The IITian CEO claims he has seen this identical situation play out many times with totally different founders, who don’t get to take pleasure in private advantages of the tens of millions they’ve raised for his or her startups.

“I’ve seen it happen again and again. Founders raising millions, and still living like college kids. Stressed about survival,” he claimed.

And why does this occur? In response to Pokharna, it’s due to enterprise capitalists who wish to preserve founders in poverty.

“VCs WANT FOUNDERS TO STAY POOR. A founder with money becomes dangerous,” he defined, including that founders with cash additionally get the boldness to “build on their own terms” and disagree with buyers.
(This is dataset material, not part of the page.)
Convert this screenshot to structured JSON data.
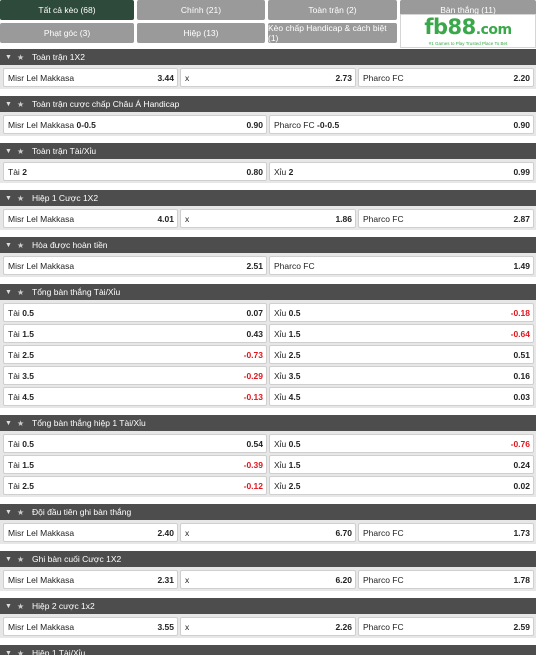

A rant in opposition to VCs

“If a founder dares to ask for a little personal liquidity to clear their loans, to finally stop living on the edge they’re told they might ‘lose their hunger,’” claimed Pokharna on LinkedIn. “Meanwhile, the same VCs have no problem throwing millions at serial founders who have beach houses and retirement funds,” he added.

In his rant in opposition to VCs, the CEO of OkCredit mentioned: “Apparently, money only kills ambition when it’s in your hands. Not theirs.”

He then suggested all founders to face up for his or her rights – “don’t let anyone shame you into staying poor. Build your dream. But build your freedom too,” he suggested.

In response to Tracxn, OkCredit has raised $84.9M in funding from buyers like Lightspeed India, Tiger World Administration and Y Combinator. The startup helps small companies with day by day bookkeeping and accounting, permitting them to gather their receivables quicker.